Ukuran perhitungan rasio gini di Indonesia menggunakan proksi pengeluaran bukan pendapatan seperti yang dilakukan di banyak negara. Artinya, Yusuf menilai, angka yang tercatat saat ini bisa menjadi bias dan tidak menggambarkan kondisi seutuhnya di lapangan.

Meski begitu, dalam 20 tahun terakhir Yusuf berpendapat pertumbuhan ekonomi di Indonesia merupakan salah satu yang terbaik setidaknya di Asia bahkan ketika pandemi terjadi. Beragam program pemerintah dinilainya cukup mujarab.

"Namun, memang perlu diakui program ini belum selesai dan belum secara optimal mampu mendorong peningkatan taraf hidup masyarakat secara umum. Hal ini salah satunya karena lapangan kerja yang tersedia bagi masyarakat luas masih terpusat pada sektor dengan produktivitas rendah, sehingga banyak pekerja terjebak dalam pekerjaan dengan upah yang rendah dan bersifat informal," urainya. 

Dia mencermati, kelompok kaya memiliki aset yang semakin bertambah karena beragam hal. Ini mendorong angka ketimpangan menjadi lebih tinggi. 

Pemerintah dinilai masih memiliki pekerjaan rumah menyediakan lapangan kerja yang berkualitas dalam upaya menjaga kesejahteraan masyarakat tidak menurun ketika terjadi guncangan ekonomi. 

Salah satu lapagan usaha yang bisa menjadi pertimbangan pemerintah ialah sektor industri manufaktur yang merupakan lapangan usaha yang berpotensi mendorong produktivitas ekonomi ke arah yang lebih tinggi. 

Pada saat yang bersamaan, lapangan usaha ini dapat menyerap angkatan kerja dalam jumlah yang besar. Tetapi, penyerapan ini bukan menjadi tujuan akhir. Ada hal lain yang juga perlu dilakukan. 

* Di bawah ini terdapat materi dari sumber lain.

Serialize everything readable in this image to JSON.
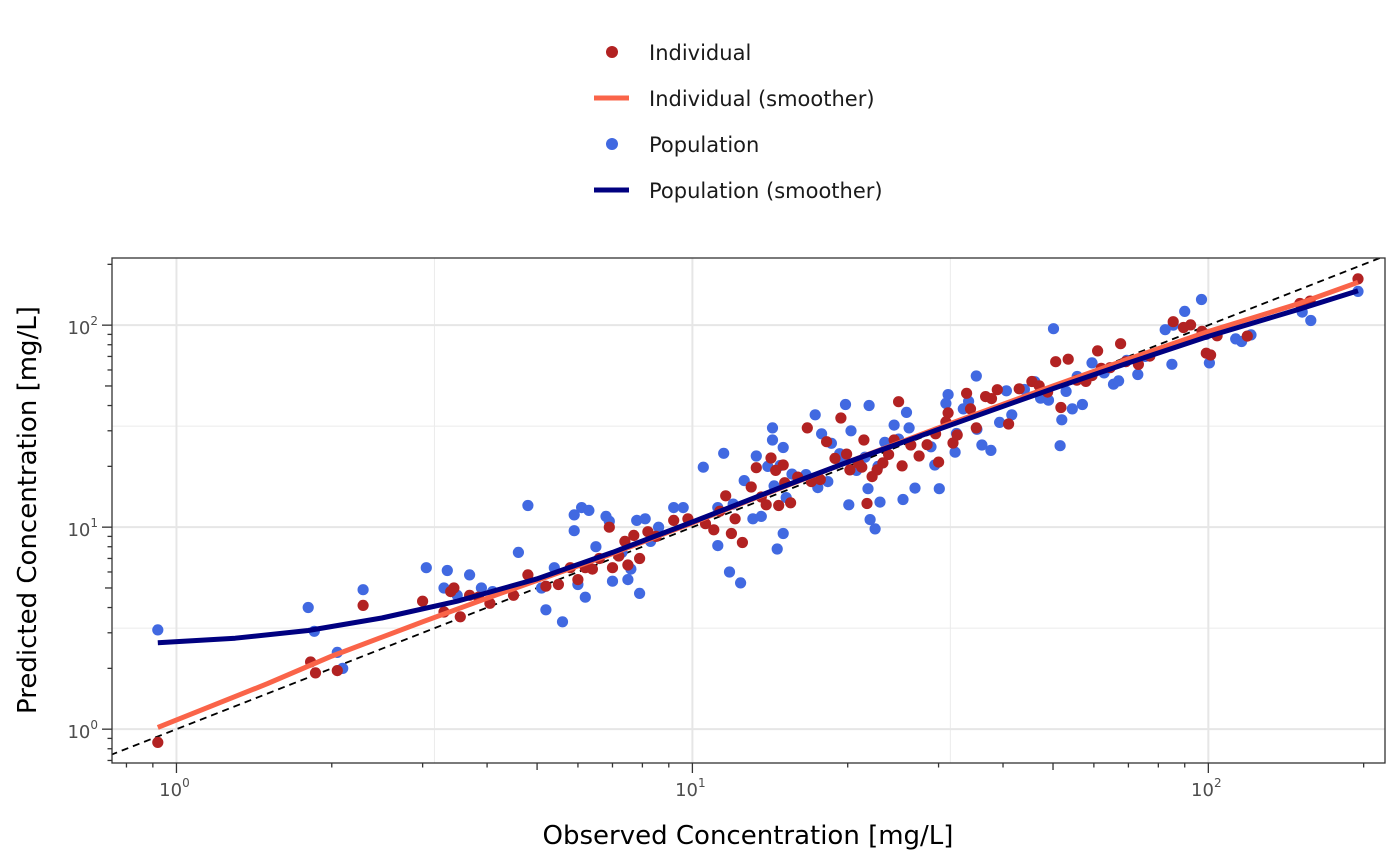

"Tentu mendorong industri manufaktur pun perlu diiringi dengan meningkatkan kualitas pekerja kita. Semakin baik dan banyak skill yang dimiliki oleh angkatan kerja kita maka semakin besar peluang mendapatkan upah yang lebih tinggi/baik dan bisa dialokasikan tidak hanya untuk kebutuhan sehari-hari namun juga untuk asuransi misalnya, jika terjadi guncangan dalam hidup mereka, misal tiba-tiba sakit atau di PHK," pungkasnya.